Nos tempos de hoje, viver - ou até mesmo sobreviver - da arte se tornou o sonho de todo artista. Todos que trabalham com arte, seja ela qual for, sabem o quão pouco é valorizado o trabalho artístico em nosso país. "Ir ao teatro pra quê?" questionam pais de família; "Aprender artes não vai ajudar em nada na minha vida.", afirma a aluna; "Balet que nada! Você vai é trabalhar!" impõe a mãe; "Arte é coisa de vagabundo, de maconheiro..." decreta a sociedade. Por essas e outras, que conseguir um icentivo para desenvolver um trabalho artístico ficou tão difícil.
Com o surgimento da Lei Estadual de Incentivo à Cultura (digo a do estado de Minas Gerais, pois não tenho conhecimento das outras) a vida do artista parecia estar mudando de rumo. Uma dignidade maior estava a caminho. O governo liberaria parte do ICMS das empresas para que elas incentivassem a cultura (qualquer tipo de cultura, não só a artística) no estado e dessa forma ainda, se benefeciarem com a divulgação de sua marca. Para ser beneficiado pela lei, o proponente (pessoa que deseja realizar uma atividade cultural) deve formular um projeto e enviar a Secretaria de Cultura do estado e a partir daí, torcer para que seu projeto seja aprovado. Após a aprovação, cada proponente deve entrar em contato com impresas com potencial de incentivo para que elas liberem a verba e aí é só fazer aquilo que sabe: trabalhar.
Com o tempo, os artistas foram vendo que a coisa não era bem assim. O sonho de ter um incentivo para realizar seu projeto e viver dignamente de seu trabalho estava virando um pesadelo. Descobriu-se que aprovar um projeto na lei era fácil, o difícil era conseguir a captação de recurso junto às empresas. Não basta ter um projeto aprovado, você deve convencer a empresa de que incentivar seu trabalho é bom para ela (como se já não fosse bom o fato dela ter seu nome vinculado a um projeto o qual ela, de certa forma, nem retiraria dinheiro de seus cofres). As empresas então começaram a escolher projetos que a beneficiam diretamente, que falem daquilo que ela deseja. Por exemplo, se você tem a intensão de montar um espetáculo que questione o desmatamento e o uso de substâncias poluentes por algumas indústrias, você dificilmente conseguirá incentivo para seu trabalho. Para ter certeza de que irá conseguir a tal captação, o artista precisa se "prostituir", buscando fazer projetos que exaltem a colaboração de empresas para o meio ambiente e seus projetos de sustentabilidade que , no caso de algumas, sabemos que é apenas uma faixada para ludibriar a população e o governo. Projetos já estáveis e artistas renomados, que conseguem se manter bem sem estes incentivos, passaram também a ser o alvo destas empresas para liberarem o incentivo. Não que estes artistas não mereçam receber também este apoio. Eles são reconhecidos justamente por terem trabalhado muito e merecem desfrutar disso agora. O que acontece é que nenhuma empresa parece querer vincular seu nome a um artista desconhecido e também não fazem a menor questão de conhecer o seu trabalho, para desta forma julgar se ele é digno ou não de tal apoio.
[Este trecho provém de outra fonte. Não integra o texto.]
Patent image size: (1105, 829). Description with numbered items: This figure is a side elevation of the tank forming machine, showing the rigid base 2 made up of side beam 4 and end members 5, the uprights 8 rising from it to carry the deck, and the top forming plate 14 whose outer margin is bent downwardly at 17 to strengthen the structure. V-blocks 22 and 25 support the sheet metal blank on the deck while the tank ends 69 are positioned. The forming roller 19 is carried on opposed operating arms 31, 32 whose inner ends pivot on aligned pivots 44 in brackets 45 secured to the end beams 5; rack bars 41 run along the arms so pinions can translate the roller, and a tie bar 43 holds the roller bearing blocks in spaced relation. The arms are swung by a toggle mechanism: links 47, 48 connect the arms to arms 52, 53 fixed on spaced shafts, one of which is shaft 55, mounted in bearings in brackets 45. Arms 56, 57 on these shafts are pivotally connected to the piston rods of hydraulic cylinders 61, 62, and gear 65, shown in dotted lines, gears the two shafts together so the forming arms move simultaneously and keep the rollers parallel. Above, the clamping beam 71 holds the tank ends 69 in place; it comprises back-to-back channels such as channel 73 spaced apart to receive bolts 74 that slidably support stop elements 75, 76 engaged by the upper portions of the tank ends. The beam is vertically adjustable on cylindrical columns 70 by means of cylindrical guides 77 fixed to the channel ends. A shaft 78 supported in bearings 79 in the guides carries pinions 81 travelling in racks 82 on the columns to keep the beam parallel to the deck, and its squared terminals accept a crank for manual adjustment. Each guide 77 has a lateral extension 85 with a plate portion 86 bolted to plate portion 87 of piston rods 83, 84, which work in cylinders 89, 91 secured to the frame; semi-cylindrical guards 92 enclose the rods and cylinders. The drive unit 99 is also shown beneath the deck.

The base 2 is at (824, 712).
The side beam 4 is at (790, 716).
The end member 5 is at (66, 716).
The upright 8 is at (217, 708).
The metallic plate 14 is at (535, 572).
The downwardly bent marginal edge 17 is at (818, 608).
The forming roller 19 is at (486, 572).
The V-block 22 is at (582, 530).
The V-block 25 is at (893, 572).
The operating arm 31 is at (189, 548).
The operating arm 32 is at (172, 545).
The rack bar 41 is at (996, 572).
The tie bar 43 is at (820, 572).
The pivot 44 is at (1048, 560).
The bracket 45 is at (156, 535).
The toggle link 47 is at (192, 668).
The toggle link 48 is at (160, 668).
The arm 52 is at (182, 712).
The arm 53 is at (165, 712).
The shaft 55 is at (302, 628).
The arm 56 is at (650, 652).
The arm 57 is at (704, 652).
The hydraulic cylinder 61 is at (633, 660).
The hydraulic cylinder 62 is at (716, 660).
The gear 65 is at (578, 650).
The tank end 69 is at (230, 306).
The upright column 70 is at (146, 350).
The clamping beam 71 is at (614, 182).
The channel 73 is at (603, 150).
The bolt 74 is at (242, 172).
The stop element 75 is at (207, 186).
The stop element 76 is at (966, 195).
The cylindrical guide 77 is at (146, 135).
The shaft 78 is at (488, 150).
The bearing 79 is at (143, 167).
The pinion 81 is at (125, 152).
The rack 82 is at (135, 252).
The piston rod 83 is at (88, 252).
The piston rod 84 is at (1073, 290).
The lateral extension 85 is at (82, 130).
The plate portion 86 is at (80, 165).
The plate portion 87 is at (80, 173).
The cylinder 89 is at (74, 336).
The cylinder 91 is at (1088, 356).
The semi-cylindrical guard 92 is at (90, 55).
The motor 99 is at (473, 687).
Não é difícil (pelo contrário, é muito fácil) encontrar proponentes com os olhos brilhando ao verem seu nome na lista de aprovados da lei de incentivo - eu mesmo já fui um mais de uma vez - e abaixo aquela cifra considerável para a realização de seu sonho, porém os sorrisos de alegria do artista pela aprovação de seu projeto na lei acaba sendo ofuscado pela decepção ao fim do ano ao não conseguir o tão desejado apoio. Mesmo recorrendo à empresas que trabalham exclusivamente com essa parte de captação (e recebem uma parte do projeto aprovado), o fim da maioria é perda do projeto.
Que este desabafo sirva de alerta para a classe artística, e porque não dizer cultural, que se sente prejudicada ou desmotivada a relizar seu trabalho tão fundamental, como qualquer outro, à sociedade. Todos precisam se unir para que este quadro se reverta. O artista tem de ter sua própria voz, criar a sua arte questionadora e não ser alvo de censura através de um dinheiro atravessado pelas empresas. Da mesma forma, as empresas devem começar a enxergar nos artistas parceiros e um "trampulim" para relacionar a sua empresa como incentivadora da arte e cultura no país. E, por fim, o governo precisa rever seus conceitos e reformular suas leis, para benefício da população, que é para quem ele trabalha.
Vamos manter a arte a cultura de nosso país. Ela faz parte de nossa educação e é também a nossa memória.
Samir Antunes é ator e um dos membros fundadores do Peripatéticos.